None Dare Call It a Hostage Crisis
During the 1980 presidential election season, many Americans tuned in to ABC’s Nightline, where host Ted Koppel began each night’s program announcing “Day ____” of the Iranian hostage crisis. America was “held hostage.” On Nov. 4, 1979, Iranian “students” seized the U.S. embassy in Tehran and held 52 Americans hostage until Jan. 20, 1981, inauguration day for the new American president Ronald Reagan. ABC, CBS, and NBC frequently led off their 6 p.m. news programs with updates on the hostage crisis. The Iranians held those Americans as hostages for 444 days, despite a feeble and unsuccessful attempt by the Carter administration to rescue them. The hostage crisis was one of several reasons why Ronald Reagan, who was not the media’s favorite candidate, won a landslide victory over President Jimmy Carter in the 1980 election.

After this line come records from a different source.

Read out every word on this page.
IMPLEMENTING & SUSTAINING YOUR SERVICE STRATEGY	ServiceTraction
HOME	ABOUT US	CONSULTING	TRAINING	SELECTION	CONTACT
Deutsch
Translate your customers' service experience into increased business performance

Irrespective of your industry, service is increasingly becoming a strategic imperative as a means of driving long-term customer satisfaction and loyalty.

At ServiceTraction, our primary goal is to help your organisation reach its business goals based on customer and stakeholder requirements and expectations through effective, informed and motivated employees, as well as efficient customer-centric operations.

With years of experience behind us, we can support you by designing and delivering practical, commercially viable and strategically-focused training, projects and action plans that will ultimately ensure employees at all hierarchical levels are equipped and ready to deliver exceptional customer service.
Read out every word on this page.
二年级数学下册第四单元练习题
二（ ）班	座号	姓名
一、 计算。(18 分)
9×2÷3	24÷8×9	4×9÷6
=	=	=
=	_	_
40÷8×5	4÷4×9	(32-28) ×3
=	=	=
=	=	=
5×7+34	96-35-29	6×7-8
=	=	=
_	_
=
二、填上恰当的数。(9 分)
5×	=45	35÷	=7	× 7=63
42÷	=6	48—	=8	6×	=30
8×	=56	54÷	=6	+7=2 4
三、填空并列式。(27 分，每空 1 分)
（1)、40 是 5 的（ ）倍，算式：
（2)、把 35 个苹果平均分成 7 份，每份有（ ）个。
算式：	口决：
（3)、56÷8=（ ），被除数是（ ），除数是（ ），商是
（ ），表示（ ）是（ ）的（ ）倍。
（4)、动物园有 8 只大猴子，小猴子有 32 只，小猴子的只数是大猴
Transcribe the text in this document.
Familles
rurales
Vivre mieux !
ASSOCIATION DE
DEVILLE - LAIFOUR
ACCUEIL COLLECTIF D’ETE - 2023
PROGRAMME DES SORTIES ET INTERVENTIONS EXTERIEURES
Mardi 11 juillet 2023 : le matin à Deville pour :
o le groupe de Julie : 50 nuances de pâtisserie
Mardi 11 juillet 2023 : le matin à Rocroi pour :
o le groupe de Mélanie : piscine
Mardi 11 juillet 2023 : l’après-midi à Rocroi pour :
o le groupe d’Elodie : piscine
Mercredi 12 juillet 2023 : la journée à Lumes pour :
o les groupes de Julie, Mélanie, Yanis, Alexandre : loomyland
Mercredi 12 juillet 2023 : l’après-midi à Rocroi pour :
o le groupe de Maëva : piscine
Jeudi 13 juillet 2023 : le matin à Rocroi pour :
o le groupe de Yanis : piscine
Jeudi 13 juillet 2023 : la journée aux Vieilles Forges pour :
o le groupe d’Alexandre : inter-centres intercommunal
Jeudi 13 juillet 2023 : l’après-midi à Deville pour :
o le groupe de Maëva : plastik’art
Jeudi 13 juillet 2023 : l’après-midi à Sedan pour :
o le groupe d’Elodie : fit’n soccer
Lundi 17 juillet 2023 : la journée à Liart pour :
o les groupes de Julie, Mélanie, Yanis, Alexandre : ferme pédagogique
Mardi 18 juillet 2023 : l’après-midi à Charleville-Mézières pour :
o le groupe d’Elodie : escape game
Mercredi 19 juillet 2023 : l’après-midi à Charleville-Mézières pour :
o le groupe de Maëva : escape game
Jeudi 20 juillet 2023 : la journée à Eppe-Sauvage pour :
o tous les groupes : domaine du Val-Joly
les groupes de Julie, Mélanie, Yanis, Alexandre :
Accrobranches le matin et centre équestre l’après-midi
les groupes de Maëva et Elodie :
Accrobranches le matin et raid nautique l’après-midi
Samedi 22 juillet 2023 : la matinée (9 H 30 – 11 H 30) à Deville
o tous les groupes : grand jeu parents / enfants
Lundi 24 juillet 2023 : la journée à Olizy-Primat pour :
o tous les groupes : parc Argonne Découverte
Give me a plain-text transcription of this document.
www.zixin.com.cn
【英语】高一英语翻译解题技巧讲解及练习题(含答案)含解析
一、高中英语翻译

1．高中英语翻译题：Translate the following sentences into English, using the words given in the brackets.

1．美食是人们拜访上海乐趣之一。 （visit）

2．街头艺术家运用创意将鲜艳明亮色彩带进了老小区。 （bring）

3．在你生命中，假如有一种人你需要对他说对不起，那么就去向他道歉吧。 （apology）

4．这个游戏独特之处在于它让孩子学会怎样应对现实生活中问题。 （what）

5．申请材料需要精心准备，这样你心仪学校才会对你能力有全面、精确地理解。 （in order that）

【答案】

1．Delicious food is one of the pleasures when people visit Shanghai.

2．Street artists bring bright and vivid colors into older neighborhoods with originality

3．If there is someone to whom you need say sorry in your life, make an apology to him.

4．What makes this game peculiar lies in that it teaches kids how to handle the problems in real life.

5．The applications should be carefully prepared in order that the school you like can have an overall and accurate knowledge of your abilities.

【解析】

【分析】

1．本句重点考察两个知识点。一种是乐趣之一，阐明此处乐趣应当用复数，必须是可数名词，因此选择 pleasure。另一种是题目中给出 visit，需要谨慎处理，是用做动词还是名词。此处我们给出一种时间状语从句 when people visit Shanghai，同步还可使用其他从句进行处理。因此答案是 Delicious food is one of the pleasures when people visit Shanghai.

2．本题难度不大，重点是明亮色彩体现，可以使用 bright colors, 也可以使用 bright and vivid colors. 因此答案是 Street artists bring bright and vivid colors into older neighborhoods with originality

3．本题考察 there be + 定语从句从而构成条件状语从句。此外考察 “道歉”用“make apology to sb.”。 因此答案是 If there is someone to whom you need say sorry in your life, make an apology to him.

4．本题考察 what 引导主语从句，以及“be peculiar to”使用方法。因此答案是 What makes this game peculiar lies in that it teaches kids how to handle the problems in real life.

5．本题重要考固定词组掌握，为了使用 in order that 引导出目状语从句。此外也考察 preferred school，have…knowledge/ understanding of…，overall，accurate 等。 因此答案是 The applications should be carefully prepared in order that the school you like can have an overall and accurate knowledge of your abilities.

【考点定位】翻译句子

Since Oct. 7, 2023, at least 120 hostages remain in Hamas captivity, including seven American citizens. The American Jewish Committee reports that 43 Americans were killed by Hamas in the initial days and weeks after the Oct. 7 attacks. Yet, there is no “hostage crisis” reported by the mainstream media on a daily basis, as in 1979–1980. In a few weeks, it will be “Day 365” of captivity for those Americans (and the many more Israelis), but ABC, CBS, and NBC are not calling this an “American hostage crisis,” and are not reporting on it daily as they did in the lead-up to the 1980 election. At most, if the networks use the word “crisis,” it is an “Israeli hostage crisis,” not an American one. This allows the media to criticize and undermine the Netanyahu government in Israel without doing any damage to the Biden–Harris administration. The mainstream media, it seems, has learned its lesson from 1979–1980. Then, they didn’t want Jimmy Carter to lose but their coverage of the hostage crisis contributed to his defeat. Now, they don’t want Donald Trump to win, so they refrain from reminding Americans that 43 of their fellow citizens were killed by Hamas and seven more have been held hostage for nearly a year. Media bias is not just how you report the “news,” but what you decide to report.
Years after Iran released the 52 American embassy hostages, many in the media claimed that Reagan made a deal with Iran to postpone their release until he took office. Those claims were debunked by William Inboden and Joseph Ledford in a compelling essay in War on the Rocks. They were further debunked by the renowned strategist Edward Luttwak, a member of Reagan’s transition team, who revealed in an interview that Iran released the hostages because Iranian leaders “were told in a one-way communication” that when Reagan is inaugurated as president he will shortly thereafter “order the bombardment of an Iranian city,” and “there will be no negotiations” unless the hostages are immediately freed.
Middle East hostages, of course, became big news again in the mid-1980s during the so-called “Iran-Contra scandal,” which the media fueled on a daily basis in an attempt to bring down the Reagan administration for “illegally” trading arms for hostages. Democrats in Congress and their media allies tried a replay of Watergate, with special investigating committees and the appointment of independent counsel Lawrence Walsh who did his best to get Reagan, but failed. Walsh, to his everlasting discredit, did manage to indict former Reagan Defense Secretary Caspar Weinberger and released the indictment on the Friday before the 1992 presidential election, thereby helping to elect Democrat Bill Clinton. It was Walsh’s version of an “October surprise,” that may have swung the election to Clinton.
So the mainstream media is once again playing politics with the lives of American hostages by putting no pressure on the Biden–Harris administration to get the hostages freed. They don’t want a repeat of 1980, where they unwittingly helped elect Ronald Reagan. The great threat to America, they believe, is not Iran or Hamas — it is Donald Trump.